[Wikimedia-l] ombudsmen commission
thogol at googlemail.com
Mon Apr 23 14:40:06 UTC 2012
Please have a look at
I hope this is sort of satisfying for now? I will not do that for the
2011 term. Already this one cost me more than two hours and it is only
from 1st of February to now. :) If you do the maths you end up at ~20
cases for the 2011 term (5 cases in 3 months = 20 in a year). I think
there were some more than that but not many more. Also included on
that page is the outline of our processing that I gave earlier.

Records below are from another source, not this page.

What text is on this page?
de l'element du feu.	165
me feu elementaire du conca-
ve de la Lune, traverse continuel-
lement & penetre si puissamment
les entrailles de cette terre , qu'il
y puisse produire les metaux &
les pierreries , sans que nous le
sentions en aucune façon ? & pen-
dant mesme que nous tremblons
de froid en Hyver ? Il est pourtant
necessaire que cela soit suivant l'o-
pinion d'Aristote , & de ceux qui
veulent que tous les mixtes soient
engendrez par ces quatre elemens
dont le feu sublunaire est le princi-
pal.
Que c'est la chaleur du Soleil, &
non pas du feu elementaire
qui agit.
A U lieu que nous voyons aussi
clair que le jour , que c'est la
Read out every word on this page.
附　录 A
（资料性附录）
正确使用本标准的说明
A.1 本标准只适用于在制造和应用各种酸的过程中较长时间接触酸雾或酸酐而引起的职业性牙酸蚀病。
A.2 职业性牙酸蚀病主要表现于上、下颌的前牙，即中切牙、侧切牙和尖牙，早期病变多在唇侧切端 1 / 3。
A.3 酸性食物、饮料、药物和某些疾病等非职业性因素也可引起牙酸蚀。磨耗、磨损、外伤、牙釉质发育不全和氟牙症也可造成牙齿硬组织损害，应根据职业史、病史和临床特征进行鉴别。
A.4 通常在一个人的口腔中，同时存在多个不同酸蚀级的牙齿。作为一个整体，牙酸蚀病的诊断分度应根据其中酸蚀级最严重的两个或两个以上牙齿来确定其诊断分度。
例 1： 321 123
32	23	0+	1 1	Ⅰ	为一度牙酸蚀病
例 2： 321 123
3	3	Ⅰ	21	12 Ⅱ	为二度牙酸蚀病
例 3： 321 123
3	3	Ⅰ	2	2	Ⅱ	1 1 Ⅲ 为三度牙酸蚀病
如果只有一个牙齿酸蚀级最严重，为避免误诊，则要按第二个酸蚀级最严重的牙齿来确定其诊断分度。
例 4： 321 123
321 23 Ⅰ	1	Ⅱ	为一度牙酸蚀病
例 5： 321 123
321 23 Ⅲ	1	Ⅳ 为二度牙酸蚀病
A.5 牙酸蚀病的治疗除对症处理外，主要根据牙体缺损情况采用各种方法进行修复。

2012/4/23 Delphine Ménard <notafishz at gmail.com>:
> Top posting.
> This is getting a bit ridiculous. Frankly, while I see the need for
> *some* statistics, I don't see how the number of emails exchanged is
> in any kind of way relevant to the work this ombudsmen commission, for
> one. Seriously, if they solve a case with 2 emails or 200, I couldn't
> care less. Second, I understand Thomas' reluctance to skim through 600
> emails to give a report that was not part of his mandate in the first
> place, if I am not mistaken.
> Could the interested people, as was asked, draw up a few "report
> guidelines" on meta as to what they would like to see, and could the
> commission can take just a bit of its time to see what's
> feasible/reasonable and what is not (as per Mike's proposal), and
> agree to issue a report at given intervals so that the black box is
> maybe not so black?
> It seems that something along the lines of X cases, Y accepted, Z
> rejected (reason for them being rejected if possible), solved
> succesfully/not solved and time to solve a case (date it came in, date
> it was solved) would probably answer most of the concerns expressed
> here. If you know you have to do it in advance, then the task should
> be bearable. Let's look forward, and not dwell on what we didn't think
> about before.
> On Mon, Apr 23, 2012 at 3:23 PM, Thomas Goldammer <thogol at googlemail.com> wrote:
>> 2012/4/23 Mike Christie <coldchrist at gmail.com>:
>>> This might be a digression, but I'm fairly new to this list and would
>>> like a clarification. What's the decision-making process within the
>>> WMF on issues such as this (a request from the community to document a
>>> WMF process)? I understand how processes are implemented (or not),
>>> and how tasks are done (or not) on en.wikipedia, but I don't yet
>>> understand the relationship between community requests (or requests
>>> from individuals in the community) and WMF processes and tasks. What
>>> are the expectations for WMF employees' response to a request such as
>>> this -- presumably they can assess it and say no if they feel that's
>>> appropriate? Is it part of their job description to communicate via
>>> lists such as this, and justify their decisions?
>> Mike, the ombudsman commission does not consist of WMF employees. We
>> are just volunteers. We don't get paid for what we are doing. ;) If I
>> got paid for it, I would happily search all my emails and create all
>> sorts of statistics the community wants to have, but I didn't
>> volunteer for being a statistican or doing anything related to that,
>> so I just won't do it. :) Explaining how we process requests is
>> something else, and I did already explain that process.